この推論は、対話の入口と実行の仕組みを混同している。Agentが変えるのは、人がソフトウェアへどう要求を伝えるかだ。Workflowは、権限、順序、失敗処理、人の確認といった制約のもとで、システムがどう安定して仕事を完了するかを担う。Agentはユーザーの前に立ち、Workflowはシステムの中に残るだろう。

ユーザーはもう、目的に合うシステムを探し、フォームやボタンの使い方を覚える必要がない。やりたいことを Agent に伝えれば、Agent が意図を理解し、足りない情報を補い、適切な実行方法を選ぶ。その先で固定されたフローが呼ばれるのか、その場で動的なフローが作られるのかを、ユーザーが知る必要はないかもしれない。

だからといって、開発者の仕事がなくなるわけではない。Agent の背後に、2種類の Workflow を用意する必要がある。

ひとつは Fixed Workflow だ。Dify で人が組み立てるフローのように、返金、契約審査、コンテンツ公開といった安定した業務に向いている。どのノードを先に動かすか、どんな条件を満たせば次へ進めるか、どこで人の確認を必須とするかを、あらかじめ人が明確に決めておく。各ノードでモデルの出力が変わっても、プロセス全体はテストでき、後から追跡もできる。

Dify で人が組み立てた Fixed Workflow。入力、条件分岐、並列処理、出力の各ノードで構成されている
Dify は明確なノードと分岐で実行経路を固定する。画像は Dify 公式チュートリアルより

もうひとつは Dynamic Workflow だ。大規模なコード移行、リポジトリ全体のレビュー、自由度の高い調査は、事前にすべての工程を切り分けるのが難しい。そこで Agent が現在のタスクに応じてフローを生成する。Anthropic の Dynamic Workflows もこの方式を採用している。Claude が JavaScript スクリプトを生成し、タスクを複数の Subagent に割り振ったうえで、レビューや再試行を組み込む。

Claude Code Dynamic Workflow の JavaScript サンプル。agent と pipeline を使って Subagent を編成している
Dynamic Workflow は agent() でタスクを実行し、pipeline() で動的に並列処理を組み立てる。コードは Claude Code 公式ドキュメントより

この2種類の Workflow が解決する問題は異なる。Fixed Workflow は予測可能性をもたらし、繰り返し実行され、責任の所在が明確な仕事に向いている。Dynamic Workflow は適応力をもたらし、事前に固定できない経路を扱う。開発者が実行環境と権限の境界を担い、Agent がその場でタスクを組み立てる。

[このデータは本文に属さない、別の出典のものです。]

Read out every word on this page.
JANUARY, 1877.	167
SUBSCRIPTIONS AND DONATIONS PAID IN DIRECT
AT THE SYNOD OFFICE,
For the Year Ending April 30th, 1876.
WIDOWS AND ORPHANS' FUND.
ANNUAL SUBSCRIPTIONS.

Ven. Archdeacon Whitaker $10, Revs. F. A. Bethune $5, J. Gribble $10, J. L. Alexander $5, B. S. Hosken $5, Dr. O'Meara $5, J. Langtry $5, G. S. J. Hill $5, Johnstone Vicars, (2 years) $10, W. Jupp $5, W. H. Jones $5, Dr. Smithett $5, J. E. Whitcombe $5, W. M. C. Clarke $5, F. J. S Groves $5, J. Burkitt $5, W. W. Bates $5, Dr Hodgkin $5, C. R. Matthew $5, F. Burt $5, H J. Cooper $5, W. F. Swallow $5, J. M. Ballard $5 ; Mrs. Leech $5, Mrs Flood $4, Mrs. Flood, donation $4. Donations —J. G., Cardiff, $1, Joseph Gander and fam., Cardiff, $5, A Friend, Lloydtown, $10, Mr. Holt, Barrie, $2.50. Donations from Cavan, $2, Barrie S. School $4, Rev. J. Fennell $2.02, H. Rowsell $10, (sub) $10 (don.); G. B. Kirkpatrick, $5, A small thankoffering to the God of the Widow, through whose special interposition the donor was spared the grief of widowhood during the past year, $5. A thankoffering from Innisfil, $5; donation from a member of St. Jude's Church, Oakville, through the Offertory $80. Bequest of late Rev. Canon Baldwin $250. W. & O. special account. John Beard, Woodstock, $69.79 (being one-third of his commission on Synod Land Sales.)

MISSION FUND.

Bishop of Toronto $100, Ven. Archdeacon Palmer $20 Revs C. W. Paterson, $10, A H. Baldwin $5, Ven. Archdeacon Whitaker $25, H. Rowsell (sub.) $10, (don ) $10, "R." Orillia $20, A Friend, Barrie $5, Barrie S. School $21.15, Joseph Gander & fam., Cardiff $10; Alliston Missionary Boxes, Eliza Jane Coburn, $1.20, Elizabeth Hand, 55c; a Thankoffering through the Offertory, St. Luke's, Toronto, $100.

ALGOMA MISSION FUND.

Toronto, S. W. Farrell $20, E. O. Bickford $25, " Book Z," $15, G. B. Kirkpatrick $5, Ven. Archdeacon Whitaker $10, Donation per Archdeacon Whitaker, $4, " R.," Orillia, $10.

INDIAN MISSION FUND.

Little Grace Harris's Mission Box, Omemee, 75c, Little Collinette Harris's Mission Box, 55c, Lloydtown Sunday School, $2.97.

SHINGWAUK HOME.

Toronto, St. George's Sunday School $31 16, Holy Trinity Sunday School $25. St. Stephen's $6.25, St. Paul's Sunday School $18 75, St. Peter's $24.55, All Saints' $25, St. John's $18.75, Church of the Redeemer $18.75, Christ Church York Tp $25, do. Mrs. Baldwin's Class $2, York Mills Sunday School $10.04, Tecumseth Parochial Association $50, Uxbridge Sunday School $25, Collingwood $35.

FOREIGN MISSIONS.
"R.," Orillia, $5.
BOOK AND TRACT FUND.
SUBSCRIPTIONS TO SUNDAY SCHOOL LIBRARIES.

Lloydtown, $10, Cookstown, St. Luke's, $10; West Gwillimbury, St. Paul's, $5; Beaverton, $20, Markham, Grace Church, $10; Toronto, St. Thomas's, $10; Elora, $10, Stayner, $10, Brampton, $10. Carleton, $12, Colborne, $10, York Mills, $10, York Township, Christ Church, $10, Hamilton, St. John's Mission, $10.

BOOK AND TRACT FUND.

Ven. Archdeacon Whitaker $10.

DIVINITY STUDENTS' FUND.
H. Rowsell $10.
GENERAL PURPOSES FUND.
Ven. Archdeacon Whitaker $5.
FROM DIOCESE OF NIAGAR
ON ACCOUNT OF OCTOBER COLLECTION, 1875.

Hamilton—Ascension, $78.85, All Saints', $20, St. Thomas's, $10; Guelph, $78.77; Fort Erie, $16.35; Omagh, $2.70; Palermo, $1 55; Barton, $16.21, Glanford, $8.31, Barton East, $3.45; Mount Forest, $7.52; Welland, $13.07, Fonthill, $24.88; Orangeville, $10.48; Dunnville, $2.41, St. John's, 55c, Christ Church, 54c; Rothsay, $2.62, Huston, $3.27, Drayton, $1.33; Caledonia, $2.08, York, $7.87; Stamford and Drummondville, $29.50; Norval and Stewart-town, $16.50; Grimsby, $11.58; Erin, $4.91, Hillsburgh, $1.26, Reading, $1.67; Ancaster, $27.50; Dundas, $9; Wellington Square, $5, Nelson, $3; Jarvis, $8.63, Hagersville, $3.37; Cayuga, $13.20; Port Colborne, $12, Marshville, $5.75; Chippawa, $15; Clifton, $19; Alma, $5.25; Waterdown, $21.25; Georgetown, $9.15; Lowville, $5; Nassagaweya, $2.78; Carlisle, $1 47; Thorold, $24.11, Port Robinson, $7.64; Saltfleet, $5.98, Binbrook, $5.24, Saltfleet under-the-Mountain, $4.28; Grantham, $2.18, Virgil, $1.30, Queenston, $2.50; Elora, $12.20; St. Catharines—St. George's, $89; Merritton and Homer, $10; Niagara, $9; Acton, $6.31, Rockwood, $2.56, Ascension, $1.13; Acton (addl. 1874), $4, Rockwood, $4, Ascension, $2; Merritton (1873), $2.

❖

二つは排他的でもない。AgentがDynamic Workflowで問題を調べて案を作り、確定した操作をFixed Workflowへ渡せる。固定フローで例外が起きたときだけ、Agentに局所的な不確実性を処理させることもできる。

未来のソフトウェア画面は、ますますひとつの対話ボックスに近づくかもしれない。しかしシステムの内部に、何でもできる Agent だけが残るわけではない。開発者はこれからも、組織のルールを Fixed Workflow に落とし込み、Dynamic Workflow のためのツールと境界を整える必要がある。

返金や契約審査なら、安定部分をFixed Workflow、例外をAgentに任せられる。コード移行のような開かれた仕事ではAgentがDynamic Workflowを作り、確定した操作を固定フローへ渡す。どちらの経路にも、開発者が権限、失敗処理、人の確認点を定める必要がある。